Background: Prostate cancer (PCa) is the most common malignancy among men in the Western world and a leading cause of cancer-related mortality. Machine learning (ML) models leveraging radiomic features from Magnetic Resonance Imaging (MRI) have shown promise in improving diagnostic accuracy. However, a crucial question remains: Can radiomics-based models maintain their performance across different MRI scanners, or do vendor-specific variations undermine their reliability? This study systematically evaluates the reproducibility and robustness of ML models trained on radiomic features extracted using Pyradiomics and MRCradiomics across MRI scanners from different manufacturers. 

Methods: We analyzed imaging data from 637 men with clinical suspicion of PCa, obtained from multiple clinical trials. Axial T2-weighted MRI scans were acquired using Siemens MAGNETOM Verio 3T and Philips Ingenia 3T scanners. Radiomic features were extracted using Pyradiomics and MRCradiomics, resulting in 2693 features. Feature selection via Maximum Relevance Minimum Redundancy (MRMR) reduced this set to 14 highly predictive features. Two ML models “Support Vector Machine (SVM) and Random Forest (RF)” were trained and evaluated on distinct training, validation, and test datasets, with performance assessed using Area Under the Curve (AUC) metrics. 

Results: The SVM model, trained on combined Pyradiomics and MRCradiomics features, achieved an AUC of 0.74 on the Multi-Improd dataset, yet its performance dropped drastically to 0.35 on the Philips test set, indicating poor cross-vendor reproducibility. Similarly, the Random Forest model performed well on the Multi-Improd dataset (AUC = 0.73) but declined to 0.60 on the Philips set. Interestingly, models trained solely on Pyradiomics features demonstrated greater robustness, with the Random Forest model achieving an AUC of 0.78 on the Philips test set. 

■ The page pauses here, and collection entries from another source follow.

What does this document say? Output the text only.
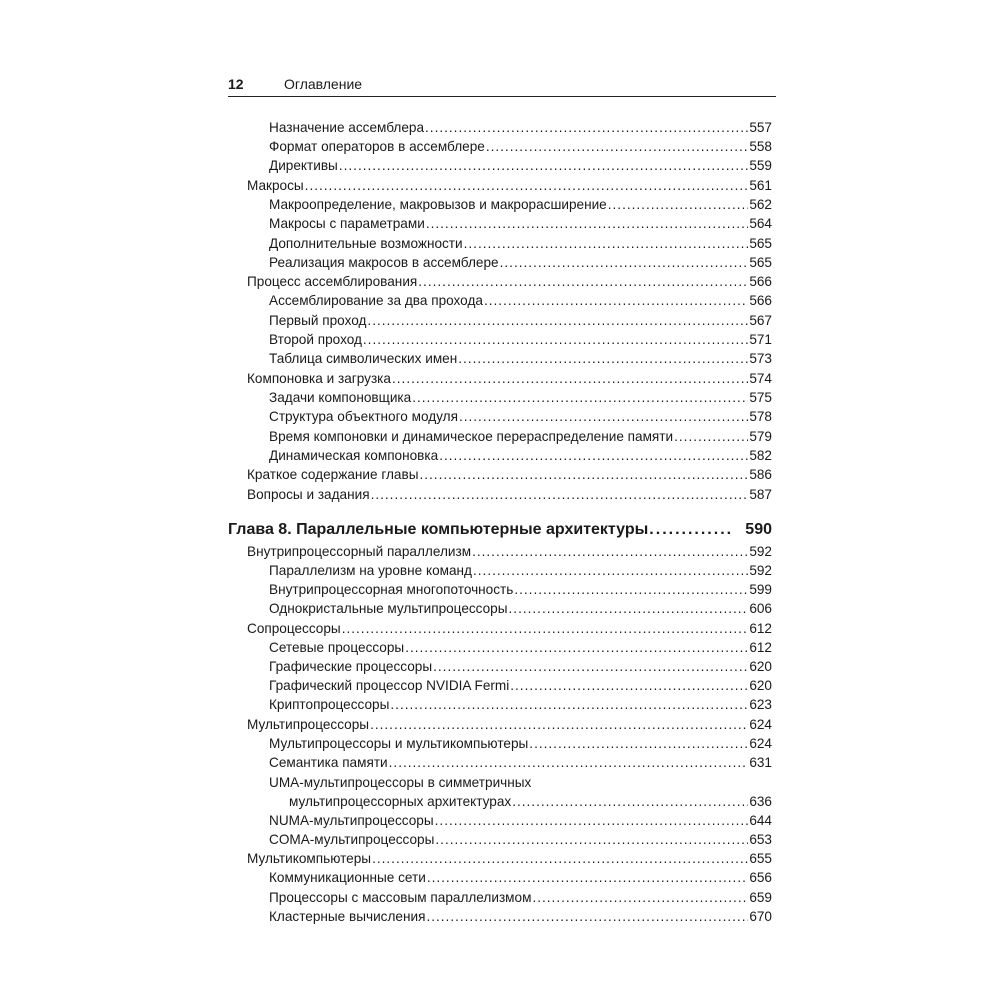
12	Оглавление
Назначение ассемблера .....	557
Формат операторов в ассемблере .....	558
Директивы .....	559
Макросы .....	561
Макроопределение, макровызов и макрорасширение .....	562
Макросы с параметрами .....	564
Дополнительные возможности .....	565
Реализация макросов в ассемблере .....	565
Процесс ассемблирования .....	566
Ассемблирование за два прохода .....	566
Первый проход .....	567
Второй проход .....	571
Таблица символических имен .....	573
Компоновка и загрузка .....	574
Задачи компоновщика .....	575
Структура объектного модуля .....	578
Время компоновки и динамическое перераспределение памяти .....	579
Динамическая компоновка .....	582
Краткое содержание главы .....	586
Вопросы и задания .....	587
Глава 8. Параллельные компьютерные архитектуры .....	590
Внутрипроцессорный параллелизм .....	592
Параллелизм на уровне команд .....	592
Внутрипроцессорная многопоточность .....	599
Однокристальные мультипроцессоры .....	606
Сопроцессоры .....	612
Сетевые процессоры .....	612
Графические процессоры .....	620
Графический процессор NVIDIA Fermi .....	620
Криптопроцессоры .....	623
Мультипроцессоры .....	624
Мультипроцессоры и мультикомпьютеры .....	624
Семантика памяти .....	631
UMA-мультипроцессоры в симметричных
мультипроцессорных архитектурах .....	636
NUMA-мультипроцессоры .....	644
COMA-мультипроцессоры .....	653
Мультикомпьютеры .....	655
Коммуникационные сети .....	656
Процессоры с массовым параллелизмом .....	659
Кластерные вычисления .....	670
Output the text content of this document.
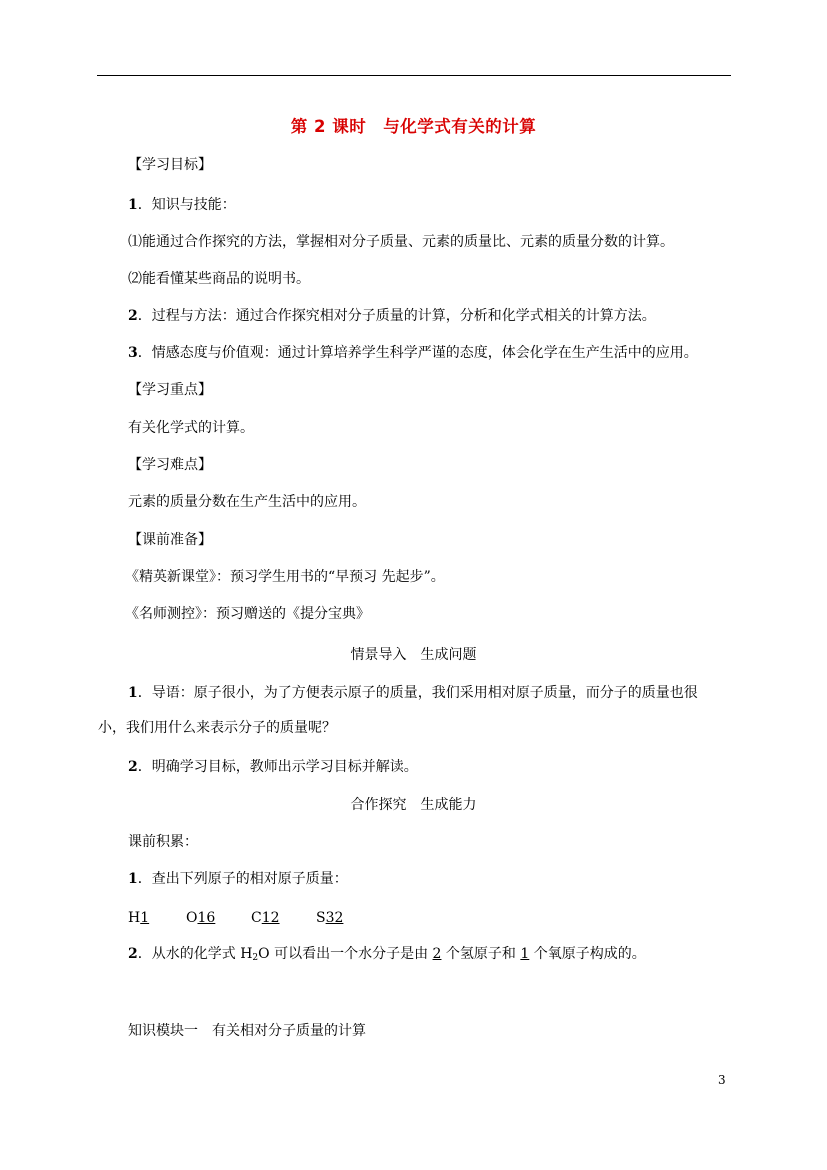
第 2 课时　与化学式有关的计算
【学习目标】
1．知识与技能：
⑴能通过合作探究的方法，掌握相对分子质量、元素的质量比、元素的质量分数的计算。
⑵能看懂某些商品的说明书。
2．过程与方法：通过合作探究相对分子质量的计算，分析和化学式相关的计算方法。
3．情感态度与价值观：通过计算培养学生科学严谨的态度，体会化学在生产生活中的应用。
【学习重点】
有关化学式的计算。
【学习难点】
元素的质量分数在生产生活中的应用。
【课前准备】
《精英新课堂》：预习学生用书的“早预习 先起步”。
《名师测控》：预习赠送的《提分宝典》
情景导入　生成问题
1．导语：原子很小，为了方便表示原子的质量，我们采用相对原子质量，而分子的质量也很
小，我们用什么来表示分子的质量呢？
2．明确学习目标，教师出示学习目标并解读。
合作探究　生成能力
课前积累：
1．查出下列原子的相对原子质量：
H1	O16	C12	S32
2．从水的化学式 $H_2O$ 可以看出一个水分子是由 2 个氢原子和 1 个氧原子构成的。
知识模块一　有关相对分子质量的计算
3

Conclusions: While radiomics-based ML models show promise for PCa detection, their generalizability across MRI scanners is far from guaranteed. Performance disparities across vendors highlight the critical need for standardized radiomic feature extraction pipelines to ensure model reliability in real-world clinical applications. Our findings suggest that some radiomics-based models can survive across MRI scanners, but only under carefully controlled conditions—reinforcing the importance of cross-vendor validation in AI-driven diagnostic tools.